Das Erstgericht verurteilte die Angeklagte wegen mehrerer Finanzvergehen der Abgabenhinterziehung zu einer Geldstrafe und für den Fall der Uneinbringlichkeit zu einer bedingt nachgesehenen Ersatzfreiheitsstrafe. Der Schuldspruch betraf USt-Verkürzungen in den Jahren 1997 bis 2001. Die Finanzbehörde hatte in diesem Zeitraum Abgabenrückstände aus früheren Jahren im Exekutionsweg eingetrieben.
Der OGH wies die Nichtigkeitsbeschwerde der Angeklagten zurück.

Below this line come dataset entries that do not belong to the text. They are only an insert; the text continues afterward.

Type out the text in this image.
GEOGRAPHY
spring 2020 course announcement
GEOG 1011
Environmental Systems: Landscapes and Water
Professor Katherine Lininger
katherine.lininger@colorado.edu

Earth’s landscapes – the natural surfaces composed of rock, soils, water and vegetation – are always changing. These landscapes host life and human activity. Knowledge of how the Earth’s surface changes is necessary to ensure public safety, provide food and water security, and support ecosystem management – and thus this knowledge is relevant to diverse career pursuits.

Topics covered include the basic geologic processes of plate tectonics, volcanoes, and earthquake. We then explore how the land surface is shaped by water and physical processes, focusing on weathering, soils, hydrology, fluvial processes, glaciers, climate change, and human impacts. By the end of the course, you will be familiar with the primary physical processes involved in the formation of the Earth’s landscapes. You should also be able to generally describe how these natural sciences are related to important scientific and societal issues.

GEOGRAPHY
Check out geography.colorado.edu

Betreffend die Frage nach der Anrechnung ungewidmeter Zahlungen hielt der OGH fest, dass die zu § 114 ASVG (jetzt § 153c StGB) hinsichtlich der Anrechnung von Zahlungen entwickelte Judikatur in Fällen wie dem hier entschiedenen nicht anwendbar ist. Jene Rechtsprechung leitet aus der Bestimmung des § 1416 ABGB ab, dass ungewidmete Zahlungen im Bereich des Strafrechts auf die für den Schuldner insoweit beschwerlichste, demgemäß in der Regel auf die mit einer Strafsanktion bewehrte Schuld anzurechnen ist. Liegt aber eine Zahlungswidmung vor, bleibt für die Anwendung dieser Zweifelsregel kein Raum. Dies gilt ebenso in Bezug auf Exekutionsverfahren, wo eine exakt determinierte Forderung betrieben wird, also gerade kein Zweifel darüber besteht, welche Schuld die dabei realisierten Beträge tilgen sollen.
Zur Ersatzfreiheitsstrafe legte der OGH dar, dass deren – im Gesetz gar nicht vorgesehene – bedingte Nachsicht verfehlt gewesen ist. Wird nämlich die primär ausgesprochene Strafe bedingt aufgeschoben, kann die Ersatzfreiheitsstrafe bis zum Widerruf ohnedies nicht vollzogen werden. In den Fällen der Verhängung einer unbedingten Primärsanktion oder des Widerrufs einer bedingten Nachsicht wiederum wäre es in sich widersprüchlich, bei Unvollstreckbarkeit die substituierende Unrechtsfolge nicht zu vollziehen.